However, today's' post is worthy of a reply:
Well, both have a history of being against this QE thing for a few weeks now. In fact no one even thought this an idea of any merit to even be discussed until the Government ran out of policy options very recently.
It starts "I fear that a hatred for the government has clouded the minds of some of its critics. Guido and the Devil’s Kitchen are upset by the proposal in the Banking Bill to abolish the obligation upon the Bank of England to produce a weekly balance sheet."
Then the main refutations of anti-QE position:
Um, I think it is the amount of money printed that matters and whether it is unsterilised or not. This is OK as far a being pedantic goes, but is not really a defence.
1. The idea that “printing money” is something sinister associated with banana republics is just gibber. As Willem Buiter says, printing money is what all central banks do.
2. The Bank couldn’t print money in secret even if it wanted. Quantitative easing (QE) works by the Bank buying assets from commercial banks - and giving them money in exchange. It must, therefore, announce its intentions to do so to banks, and therefore the rest of us.Without controls on what they do, the Bank can do anything. In fact it could buy assets, reduce their value to zero and make them disappear along with the loan created to buy them(in a very roundabout way I happen to think this WILL actually happen). Without control, we are powerless to see what is going on inside. Also the Treasury will have a lot more power and we all know that really is opaque - our view of the BOE is a crucial window in the coming months. If there is no problem wit this, then why are they making this change to the banking bill now? (The only reasonable explanation could be the costs of producing the data are considered excessive or that the data is actually not very accurate - the first is remote given how much statistical crunching power the Bank has, the second is just scary).
3. There’s little point doing QE in private. The point of QE is to prevent severe deflation. This is best done by raising inflation expectations, which in turn is best achieved by making as much of a song and dance about printing money as possible. Indeed, in theory it’s possible that the announcement of QE alone would be sufficient to raise inflation.QE is to prevent severe deflation. Well, then all is fine, we are only predicted to have -1% inflation by Q3 2009. No need for QE then. However, QE could also be used to bail out the banks and get them lending, I don't see why this would have to be public if it worked, especially if the said banks are nationalised when it occurs.
So why not just release it every week. Why change this in an act of Parliament? I hope all the data is published.

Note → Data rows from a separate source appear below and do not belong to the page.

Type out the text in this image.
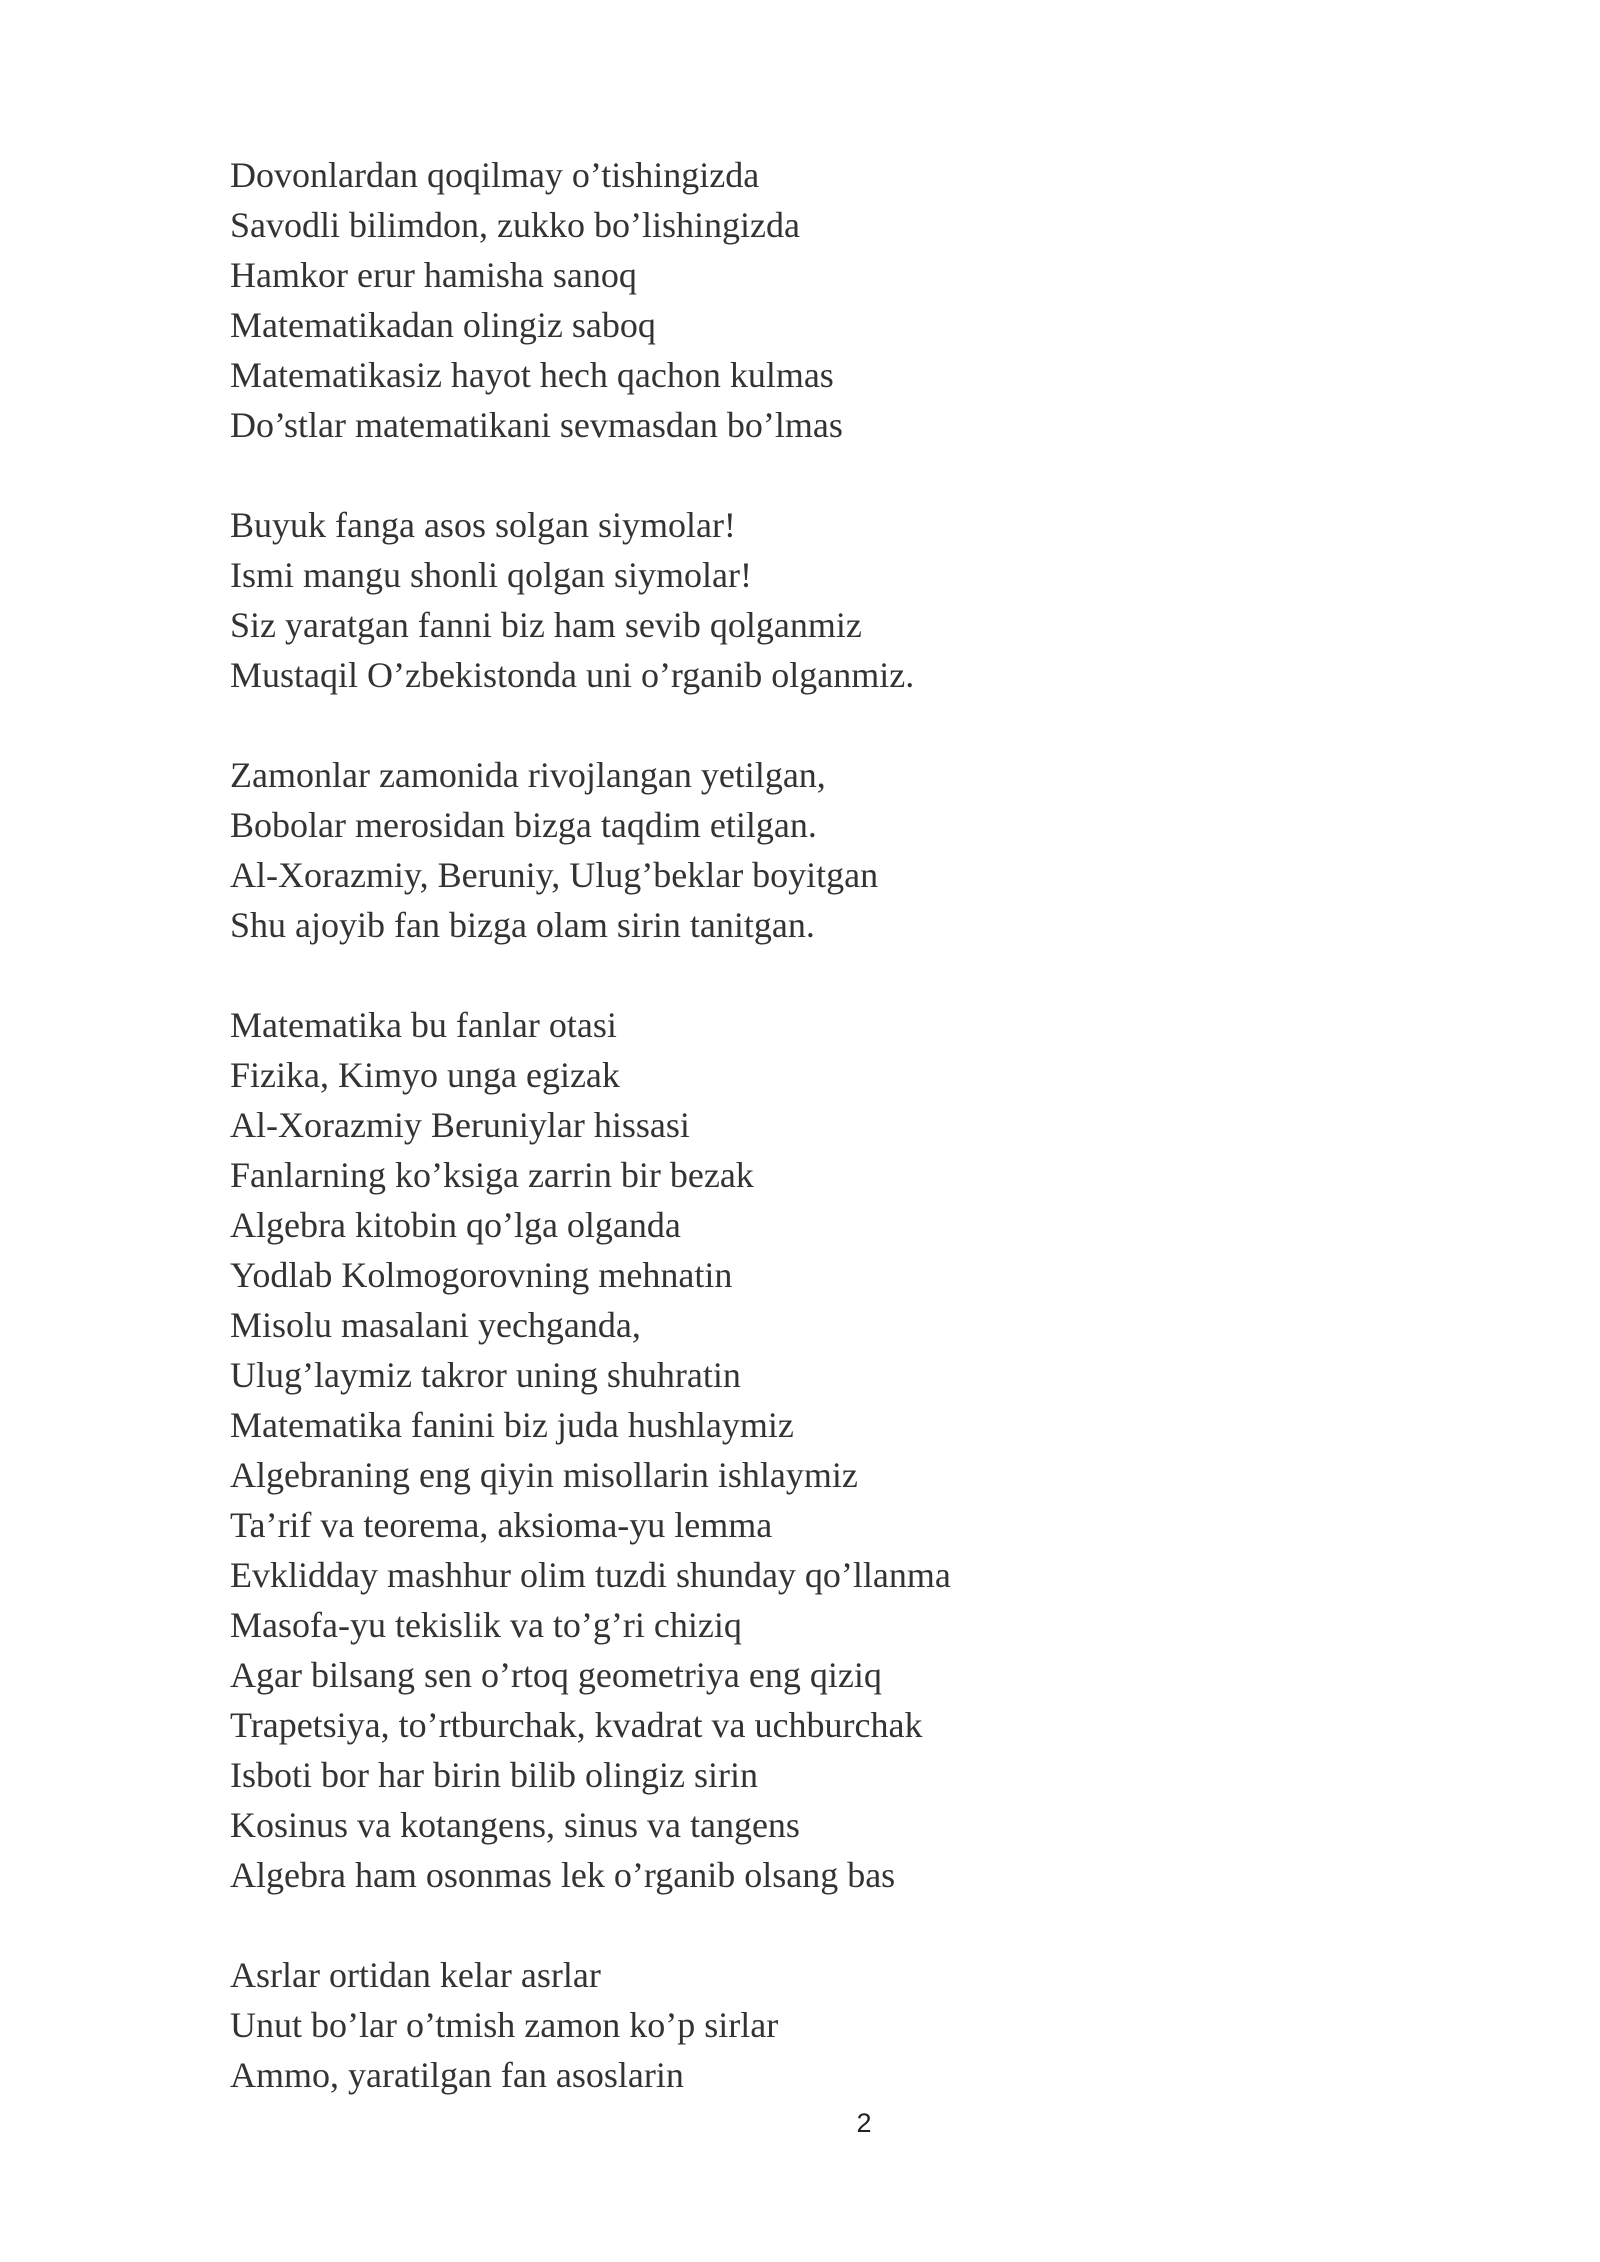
Dovonlardan qoqilmay o’tishingizda
Savodli bilimdon, zukko bo’lishingizda
Hamkor erur hamisha sanoq
Matematikadan olingiz saboq
Matematikasiz hayot hech qachon kulmas
Do’stlar matematikani sevmasdan bo’lmas
Buyuk fanga asos solgan siymolar!
Ismi mangu shonli qolgan siymolar!
Siz yaratgan fanni biz ham sevib qolganmiz
Mustaqil O’zbekistonda uni o’rganib olganmiz.
Zamonlar zamonida rivojlangan yetilgan,
Bobolar merosidan bizga taqdim etilgan.
Al-Xorazmiy, Beruniy, Ulug’beklar boyitgan
Shu ajoyib fan bizga olam sirin tanitgan.
Matematika bu fanlar otasi
Fizika, Kimyo unga egizak
Al-Xorazmiy Beruniylar hissasi
Fanlarning ko’ksiga zarrin bir bezak
Algebra kitobin qo’lga olganda
Yodlab Kolmogorovning mehnatin
Misolu masalani yechganda,
Ulug’laymiz takror uning shuhratin
Matematika fanini biz juda hushlaymiz
Algebraning eng qiyin misollarin ishlaymiz
Ta’rif va teorema, aksioma-yu lemma
Evklidday mashhur olim tuzdi shunday qo’llanma
Masofa-yu tekislik va to’g’ri chiziq
Agar bilsang sen o’rtoq geometriya eng qiziq
Trapetsiya, to’rtburchak, kvadrat va uchburchak
Isboti bor har birin bilib olingiz sirin
Kosinus va kotangens, sinus va tangens
Algebra ham osonmas lek o’rganib olsang bas
Asrlar ortidan kelar asrlar
Unut bo’lar o’tmish zamon ko’p sirlar
Ammo, yaratilgan fan asoslarin
2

4. Even if there’s no weekly balance sheet released, it’s quite likely that the data contained in it will be released elsewhere, as it is now - for example, table B1.1.1 of Bankstats.
5. The notion that the weekly data is a “major control” over the Bank is pish. The current data show that the Bank’s balance sheet has more than doubled in size since late September. I’d be happy to be corrected here, but I don‘t recall this arousing critical comment and analysis from Guido and DK.Can't speak for Guido or DK, But C@W have warned that the Bank has lost control some time ago, of interest rates and monetary policy in general. Hence my fears about their ability to deliver QE.
There can be an economic case for QE, as I wrote here some months ago. However, with Politicians in charge it is never going to work in reality. They won't know when to end it and will want to manipulate it for electoral purposes. It has given Japan 170% GDP debt ratio and still sclerotic growth. All the more reason to have some oversight of the BOE and some published statistics for clever economists such as Chris Dillow to review its progress.